More gruesome discoveries followed, including the remains of 37 persons, just west of Sunune. They included women and children.

It appears that ISIS took the ID cards of those 37 killed, and animals scattered their bones, so the victims have yet to be identified. A boy from nearby Khan Sur recognized a key that then opened the door to his house, but only painstaking DNA testing will show which of the bones gathered and taken to the Forensic Medicine center in Dohuk are his father’s.
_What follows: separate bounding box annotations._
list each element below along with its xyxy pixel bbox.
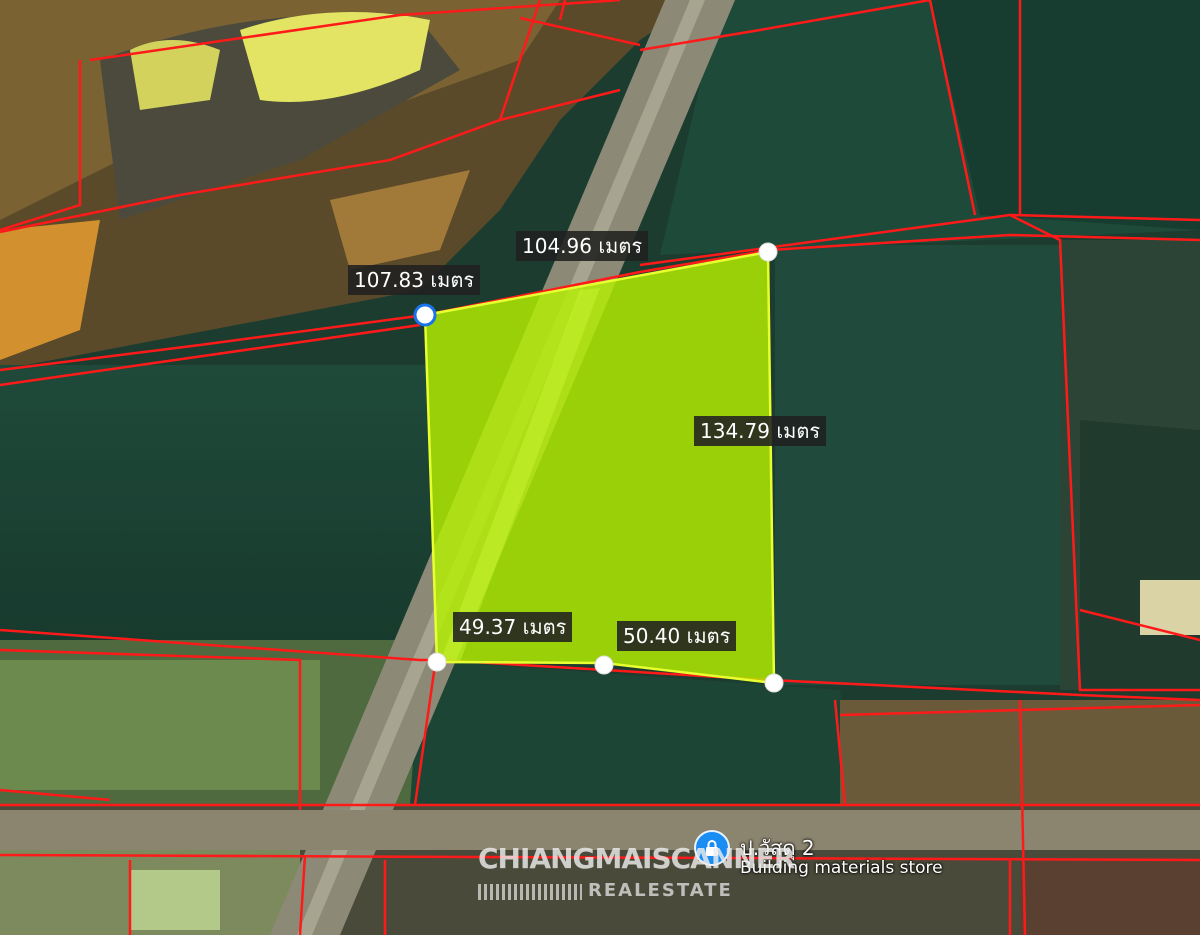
vertex-handle-start[interactable] [413, 303, 437, 327]
measurement-label-top-right: 104.96 เมตร [516, 231, 649, 261]
satellite-map[interactable] [0, 0, 1200, 935]
vertex-handle[interactable] [594, 655, 614, 675]
watermark-stripes [478, 884, 582, 900]
vertex-handle[interactable] [758, 242, 778, 262]
watermark-sub-text: REALESTATE [588, 880, 733, 901]
vertex-handle[interactable] [764, 673, 784, 693]
measurement-label-top-left: 107.83 เมตร [348, 265, 481, 295]
measurement-label-bottom-right: 50.40 เมตร [617, 621, 737, 651]
vertex-handle[interactable] [427, 652, 447, 672]
watermark-main-text: CHIANGMAISCANNER [478, 842, 795, 875]
watermark-logo: CHIANGMAISCANNER REALESTATE [478, 842, 795, 912]
measurement-label-right: 134.79 เมตร [694, 416, 827, 446]
measurement-label-bottom-left: 49.37 เมตร [453, 612, 573, 642]
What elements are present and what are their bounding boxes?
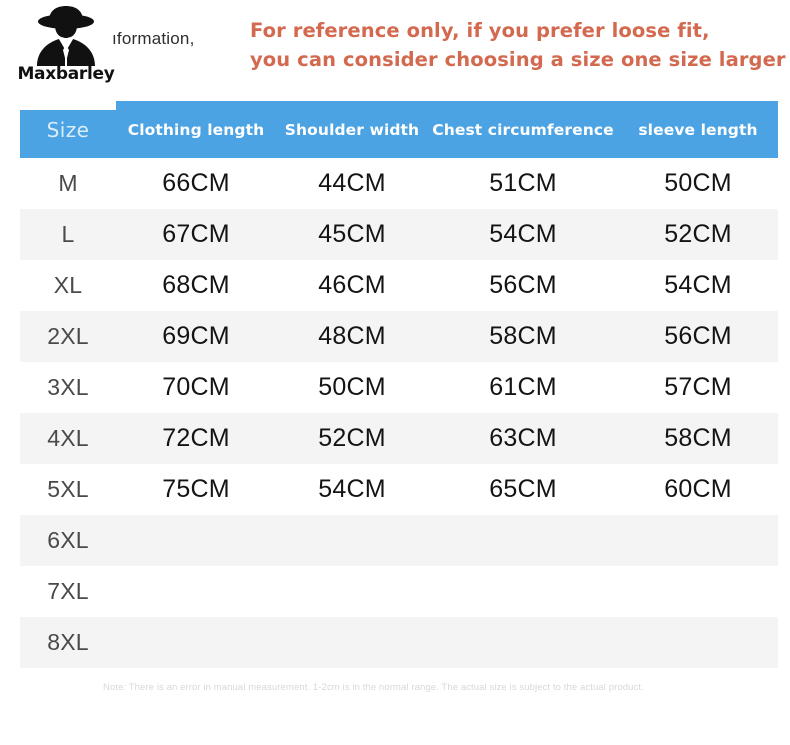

International experts on mass grave examinations have yet to assist the Kurdish authorities in preserving and analyzing evidence of killing sites. I visited seven sites in Sunune and Bardiya, further north, but local people say there are up to six further sites near the front line in Hardan and a dozen more in territory south of Sinjar mountain that ISIS still controls. At those sites, the bodies remain.

Some Yezidi women and girls are still escaping from their ISIS captors and arriving in peshmerga-held areas. The Genocide Committee in Dohuk records their statements of captivity and abuse including rape. Yet many find it hard to restart their lives.

To do so they need four documents: food ration, residency, and identity cards, and a certificate of nationality.

They can often obtain new cards if their names are in a population registry, but to get a nationality certificate they say they must wait months or bribe Baghdad officials. And without a male relative’s certificate, they may not be able to obtain a certificate, yet often their male relatives are missing or killed.

A year on from the major crimes that ISIS perpetrated against the Yezidis, the international community needs to do more to help the survivors. It should press Iraqi authorities to speed up the provision of new identification documents and send experts to help preserve evidence of mass killings and identify remains for the surviving family members.